Le recours à l'intérim progresse en 2017

 

Le moral des chefs d'entreprise s'améliore nettement puisque seuls 8% d'entre eux anticipent une baisse d'activité, d'après la dernière enquête d'opinion réalisée par la FNTP et l'Insee, alors que le recours à l'intérim progresse - soit près de 6.000 intérimaires supplémentaires en équivalent temps plein comparé au niveau enregistré sur janvier à mai 2016. "Autre signe de convalescence sur les cinq premiers mois de l'année par rapport à la même période en 2016, les défaillances reculent de - 27 % et de nouvelles contraintes de production émergent dont les contraintes financières en lien avec les questions de financement de la reprise", a détaillé Bruno Cavagné.

 

Le Grand Paris : "Un grand pourvoyeur d'activités et un booster actuel pour les 4.000 salariés des TP"

 

Enfin, le président de la FNTP a reconnu que le Grand Paris demeure "un grand pourvoyeur d'activités" et constitue "un booster" pour les 4.000 salariés des TP qui travaillent actuellement sur les premiers chantiers de génie civil du futur métro, Grand Paris Express . "Et cette montée en puissance devrait se poursuivre en 2018 et 2019 avec les 30 tunneliers prévus", a-t-il avancé.

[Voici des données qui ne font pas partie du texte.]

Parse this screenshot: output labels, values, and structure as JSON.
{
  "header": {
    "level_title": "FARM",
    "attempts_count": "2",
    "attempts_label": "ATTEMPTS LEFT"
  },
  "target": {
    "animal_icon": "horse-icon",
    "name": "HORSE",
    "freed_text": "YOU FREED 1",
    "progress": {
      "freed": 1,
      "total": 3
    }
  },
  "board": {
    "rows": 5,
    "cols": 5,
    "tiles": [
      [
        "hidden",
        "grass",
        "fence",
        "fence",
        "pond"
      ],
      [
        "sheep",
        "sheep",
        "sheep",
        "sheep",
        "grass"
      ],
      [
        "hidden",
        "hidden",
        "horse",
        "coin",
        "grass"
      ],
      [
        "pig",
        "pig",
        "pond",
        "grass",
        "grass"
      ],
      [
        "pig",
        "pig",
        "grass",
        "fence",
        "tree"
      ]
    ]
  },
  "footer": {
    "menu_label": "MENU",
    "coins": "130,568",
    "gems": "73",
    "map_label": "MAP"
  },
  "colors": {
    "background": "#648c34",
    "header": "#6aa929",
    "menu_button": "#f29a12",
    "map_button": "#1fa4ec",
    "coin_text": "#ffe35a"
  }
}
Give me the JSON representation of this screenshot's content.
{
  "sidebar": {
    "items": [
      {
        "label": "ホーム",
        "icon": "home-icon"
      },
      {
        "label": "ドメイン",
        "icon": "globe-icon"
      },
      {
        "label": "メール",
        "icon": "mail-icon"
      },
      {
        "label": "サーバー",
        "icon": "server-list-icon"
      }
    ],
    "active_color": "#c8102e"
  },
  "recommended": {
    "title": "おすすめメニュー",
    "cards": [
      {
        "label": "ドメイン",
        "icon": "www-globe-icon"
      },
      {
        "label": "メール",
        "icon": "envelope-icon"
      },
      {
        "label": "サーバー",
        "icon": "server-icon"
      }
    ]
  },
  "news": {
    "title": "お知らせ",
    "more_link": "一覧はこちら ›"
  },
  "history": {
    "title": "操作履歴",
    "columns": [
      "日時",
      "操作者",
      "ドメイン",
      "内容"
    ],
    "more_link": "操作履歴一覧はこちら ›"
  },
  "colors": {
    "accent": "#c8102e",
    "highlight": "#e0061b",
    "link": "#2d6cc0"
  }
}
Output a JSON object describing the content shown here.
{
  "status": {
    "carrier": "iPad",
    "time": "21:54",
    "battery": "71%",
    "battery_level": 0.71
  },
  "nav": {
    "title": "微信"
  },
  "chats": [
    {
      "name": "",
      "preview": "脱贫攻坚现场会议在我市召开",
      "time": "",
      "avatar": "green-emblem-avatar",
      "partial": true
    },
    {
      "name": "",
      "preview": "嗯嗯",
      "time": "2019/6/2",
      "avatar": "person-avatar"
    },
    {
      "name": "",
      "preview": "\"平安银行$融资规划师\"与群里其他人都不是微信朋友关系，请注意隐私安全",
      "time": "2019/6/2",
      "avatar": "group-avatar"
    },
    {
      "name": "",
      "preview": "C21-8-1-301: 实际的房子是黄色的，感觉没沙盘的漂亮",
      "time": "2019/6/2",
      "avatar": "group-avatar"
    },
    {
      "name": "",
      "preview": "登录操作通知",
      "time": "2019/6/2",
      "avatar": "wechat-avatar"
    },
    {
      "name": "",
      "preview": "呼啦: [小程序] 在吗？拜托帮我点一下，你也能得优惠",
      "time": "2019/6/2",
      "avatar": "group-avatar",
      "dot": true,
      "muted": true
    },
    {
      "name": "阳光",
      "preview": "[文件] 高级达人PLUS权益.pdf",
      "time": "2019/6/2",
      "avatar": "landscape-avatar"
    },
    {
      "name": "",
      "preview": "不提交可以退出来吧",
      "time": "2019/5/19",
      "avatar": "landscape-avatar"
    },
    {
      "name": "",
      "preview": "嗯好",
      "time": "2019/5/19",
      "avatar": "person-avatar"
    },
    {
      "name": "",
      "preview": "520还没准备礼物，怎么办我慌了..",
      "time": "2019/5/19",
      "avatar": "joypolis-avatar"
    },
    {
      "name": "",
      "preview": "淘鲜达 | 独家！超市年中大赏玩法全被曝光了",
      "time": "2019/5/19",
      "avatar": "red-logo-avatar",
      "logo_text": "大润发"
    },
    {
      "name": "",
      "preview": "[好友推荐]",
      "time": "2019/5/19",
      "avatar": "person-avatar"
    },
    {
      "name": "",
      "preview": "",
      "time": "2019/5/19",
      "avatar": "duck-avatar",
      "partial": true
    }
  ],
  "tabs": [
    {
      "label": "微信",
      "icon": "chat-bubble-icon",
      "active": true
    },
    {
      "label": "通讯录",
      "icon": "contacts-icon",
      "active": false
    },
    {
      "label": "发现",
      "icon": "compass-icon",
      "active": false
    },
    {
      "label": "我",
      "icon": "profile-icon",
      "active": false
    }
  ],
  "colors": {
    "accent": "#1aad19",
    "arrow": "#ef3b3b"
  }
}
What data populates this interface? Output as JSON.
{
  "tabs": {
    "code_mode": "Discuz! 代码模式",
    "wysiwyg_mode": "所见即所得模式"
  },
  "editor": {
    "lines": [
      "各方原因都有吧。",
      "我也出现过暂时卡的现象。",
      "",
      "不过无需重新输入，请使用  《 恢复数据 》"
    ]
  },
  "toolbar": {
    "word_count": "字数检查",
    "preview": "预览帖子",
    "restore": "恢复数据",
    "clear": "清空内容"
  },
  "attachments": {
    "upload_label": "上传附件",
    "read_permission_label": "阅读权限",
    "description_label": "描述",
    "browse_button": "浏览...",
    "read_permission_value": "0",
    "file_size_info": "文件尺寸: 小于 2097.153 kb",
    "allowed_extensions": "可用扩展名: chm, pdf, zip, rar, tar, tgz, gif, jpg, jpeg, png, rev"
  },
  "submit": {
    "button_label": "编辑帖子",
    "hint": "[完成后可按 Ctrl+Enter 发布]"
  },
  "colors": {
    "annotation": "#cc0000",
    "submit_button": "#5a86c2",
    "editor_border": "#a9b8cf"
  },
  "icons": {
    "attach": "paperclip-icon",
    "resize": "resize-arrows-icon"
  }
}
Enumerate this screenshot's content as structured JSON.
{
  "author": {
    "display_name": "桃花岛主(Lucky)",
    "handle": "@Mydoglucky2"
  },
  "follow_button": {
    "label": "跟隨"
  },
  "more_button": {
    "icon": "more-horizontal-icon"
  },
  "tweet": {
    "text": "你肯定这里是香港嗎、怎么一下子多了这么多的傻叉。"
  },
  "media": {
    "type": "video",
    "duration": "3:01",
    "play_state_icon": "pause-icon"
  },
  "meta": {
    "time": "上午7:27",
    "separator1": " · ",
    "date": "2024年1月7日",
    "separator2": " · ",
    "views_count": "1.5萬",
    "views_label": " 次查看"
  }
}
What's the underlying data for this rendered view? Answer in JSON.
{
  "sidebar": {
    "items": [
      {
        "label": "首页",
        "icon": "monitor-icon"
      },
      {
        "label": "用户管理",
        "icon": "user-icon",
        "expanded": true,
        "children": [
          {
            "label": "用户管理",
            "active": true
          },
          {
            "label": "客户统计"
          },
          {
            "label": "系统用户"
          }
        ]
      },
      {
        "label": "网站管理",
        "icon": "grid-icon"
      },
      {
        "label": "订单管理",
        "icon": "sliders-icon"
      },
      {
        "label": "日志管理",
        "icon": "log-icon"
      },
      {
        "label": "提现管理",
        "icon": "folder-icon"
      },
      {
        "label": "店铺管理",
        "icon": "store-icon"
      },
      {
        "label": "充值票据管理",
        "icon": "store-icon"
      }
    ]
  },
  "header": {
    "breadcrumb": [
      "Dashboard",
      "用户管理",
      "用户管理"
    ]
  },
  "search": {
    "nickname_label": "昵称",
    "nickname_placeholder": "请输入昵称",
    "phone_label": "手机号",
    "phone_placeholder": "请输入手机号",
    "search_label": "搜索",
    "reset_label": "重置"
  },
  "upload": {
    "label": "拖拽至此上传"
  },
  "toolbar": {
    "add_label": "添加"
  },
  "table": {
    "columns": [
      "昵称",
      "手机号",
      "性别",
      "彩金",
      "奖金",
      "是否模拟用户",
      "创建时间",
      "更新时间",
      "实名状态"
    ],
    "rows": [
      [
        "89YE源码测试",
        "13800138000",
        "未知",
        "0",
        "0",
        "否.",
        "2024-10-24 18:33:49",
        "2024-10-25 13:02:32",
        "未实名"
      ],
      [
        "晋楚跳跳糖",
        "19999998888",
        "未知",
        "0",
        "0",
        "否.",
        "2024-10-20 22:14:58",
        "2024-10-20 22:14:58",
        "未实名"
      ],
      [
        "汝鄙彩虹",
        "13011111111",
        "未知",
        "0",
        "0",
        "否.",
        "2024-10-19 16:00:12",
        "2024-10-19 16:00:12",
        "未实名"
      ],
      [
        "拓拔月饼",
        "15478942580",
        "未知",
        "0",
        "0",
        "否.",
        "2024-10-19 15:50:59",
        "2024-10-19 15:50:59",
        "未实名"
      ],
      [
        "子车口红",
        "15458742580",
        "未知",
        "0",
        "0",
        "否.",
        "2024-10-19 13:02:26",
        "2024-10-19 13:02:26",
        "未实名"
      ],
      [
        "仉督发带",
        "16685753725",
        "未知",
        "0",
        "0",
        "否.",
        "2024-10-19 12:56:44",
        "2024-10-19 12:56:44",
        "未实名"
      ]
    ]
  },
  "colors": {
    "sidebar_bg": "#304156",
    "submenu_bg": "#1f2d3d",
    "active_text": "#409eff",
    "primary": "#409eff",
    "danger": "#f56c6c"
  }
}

Au total, ce sont 28.000 salariés qui devraient d'activer sur les chantiers des 68 gares pilotées par la Société du Grand Paris (SGP).

 

Dans ce contexte, où l'investissement des collectivités locales reste globalement "très faible", "nos entreprises du secteur - qui vivent à 70% de la commande publique - espèrent retrouver une meilleure visibilité sur leur activité grâce aux engagements du chef de l'Etat, Emmanuel Macron, essentiels pour le secteur", a affirmé le président de la FNTP.

 

Emmanuel Macron invité au Forum des Travaux Publics, \'\'Réinvestissons la France\'\' au Carrousel du Louvre
Emmanuel Macron invité au Forum des Travaux Publics, ''Réinvestissons la France'' au Carrousel du Louvre © FNTP

"Le Copil et la loi d'orientation des mobilités permettront de sortir des effets d'annonces", Bruno Cavagné

 

Après l'avoir rencontré le 26 juin 2017, en tête à tête à l'Elysée, pour aborder longuement le futur Conseil d'orientation et de programmation des infrastructures de long terme (Copil), Bruno Cavagné accueille "favorablement" la perspective d'une loi d'orientation des mobilités au premier semestre 2018.

 

"Annoncés officiellement par le chef de l'Etat à Rennes le 1er juillet 2017, ce Copil ainsi qu'une loi d'orientation et de programmation des infrastructures sur les cinq ans, sont une bonne nouvelle pour les grands projets nationaux à venir, estime Bruno Cavagné. Cela permettra ainsi de sortir des effets d'annonces et donnera une visibilité indispensable à l'activité des entreprises."

 

Toutefois, la Fédération des travaux publics compte rester vigilante sur la "pause" annoncée à Rennes par le chef de l'Etat pour les nouveaux grands projets. Et son président n'a pas tardé de réagir aux propos tenus par la ministre des Transports Elisabeth Borne dans le journal Les Echos, ce 5 juillet 2017.

 

"Sur le quinquennat à venir, près de 10 milliards d'euros de projets d'infrastructures ont été annoncés sans être financés, dont 7 milliards d'euros de projets nouveaux, a expliqué la ministre. Ma priorité, c'est d'assurer une mobilité pour tous et pour tous les territoires. Et cela passe d'abord par les transports de la vie quotidienne." Tout en précisant bien que "l'argent doit prioritairement aller à l'entretien et à la modernisation. (…) L'ajustement se fera donc forcément sur les grands projets."

 

"Je sais bien que l'Etat n'est pas un magicien, a confié Bruno Cavagné. Soyons constructifs. Nous en saurons davantage dès ce jeudi 6 juillet au cours d'une rencontre avec la ministre des Transports."

 

Le Lyon Turin, le canal Seine-Nord et la LGV Bordeaux-Toulouse : anciens ou nouveaux projets ?

 

"Au final, les grands projets prioritaires engagés par l'Etat comme la ligne ferroviaire, Lyon Turin, le canal Seine-Nord et la LGV Bordeaux-Toulouse sont-ils des anciens projets ou des nouveaux projets ? Ce qui m'intéresse, c'est qu'on ne les enterre pas et que l'on trouve des solutions, même si ça prend plus de temps que ce qui était prévu", a-t-il signalé.

 

"L'urgence de renforcer et pérenniser les ressources de l'AFIFT"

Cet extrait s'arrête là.